Would that make sense in how Richard Dawkins used it, bagitha??

Just trying to engage what's left of my brain.....grin

bagitha Mon 30-Jan-12 11:43:08

I think he made it up.

bagitha Mon 30-Jan-12 11:40:18

Reference to something Richard Dawkins wrote in (I think) The Selfish Gene :
“Examples of memes are tunes, ideas, catch-phrases, clothes fashions, ways of making pots or of building arches. Just as genes propagate themselves in the gene pool by leaping from body to body via sperms or eggs, so memes propagate themselves in the meme pool by leaping from brain to brain via a process which, in the broad sense, can be called imitation.”

jeni Mon 30-Jan-12 11:30:47

Meme?

bagitha Mon 30-Jan-12 11:10:18

Don't you just hate it when reality undermines a dramatic meme?

jeni Mon 30-Jan-12 11:05:27

It's not globally warming here. I'm cold and it's snowing.

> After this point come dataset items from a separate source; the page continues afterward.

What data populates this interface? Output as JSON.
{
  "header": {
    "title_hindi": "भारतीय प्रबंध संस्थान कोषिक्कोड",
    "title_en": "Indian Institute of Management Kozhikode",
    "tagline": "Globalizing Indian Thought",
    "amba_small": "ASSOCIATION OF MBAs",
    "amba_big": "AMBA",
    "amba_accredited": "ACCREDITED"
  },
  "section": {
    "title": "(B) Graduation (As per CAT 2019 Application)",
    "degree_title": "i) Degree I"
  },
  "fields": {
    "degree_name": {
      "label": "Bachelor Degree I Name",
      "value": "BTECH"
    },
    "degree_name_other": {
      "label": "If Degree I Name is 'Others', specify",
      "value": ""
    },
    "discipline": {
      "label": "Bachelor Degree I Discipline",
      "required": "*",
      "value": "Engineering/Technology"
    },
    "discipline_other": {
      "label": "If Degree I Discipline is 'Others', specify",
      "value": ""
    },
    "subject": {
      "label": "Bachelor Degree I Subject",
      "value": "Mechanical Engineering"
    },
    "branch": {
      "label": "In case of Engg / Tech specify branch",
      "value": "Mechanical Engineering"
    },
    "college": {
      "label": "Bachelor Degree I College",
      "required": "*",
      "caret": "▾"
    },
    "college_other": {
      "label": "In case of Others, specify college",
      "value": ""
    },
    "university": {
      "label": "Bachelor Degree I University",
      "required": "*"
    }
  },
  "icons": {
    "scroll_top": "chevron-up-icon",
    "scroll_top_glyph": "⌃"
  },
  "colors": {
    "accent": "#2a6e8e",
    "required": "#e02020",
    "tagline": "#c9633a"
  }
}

carboncareful Mon 30-Jan-12 10:54:47

Just been looking up Hockey Stick graph on Wikipedia. There is a lot to read because it is very complicated (and in trying to simplify it for the public some scientists & journalists have laid themselves open to criticism - and others have been overly picky) but it sums it all up by saying:

http://en.wikipedia.org/wiki/Hockey_stick_controversy

More than twelve subsequent scientific papers, using various statistical methods and combinations of proxy records, produced reconstructions broadly similar to the original MBH hockey-stick graph, with variations in how flat the pre-20th century "shaft" appears. Almost all of them supported the IPCC conclusion that the warmest decade in 1000 years was probably that at the end of the 20th century.[6]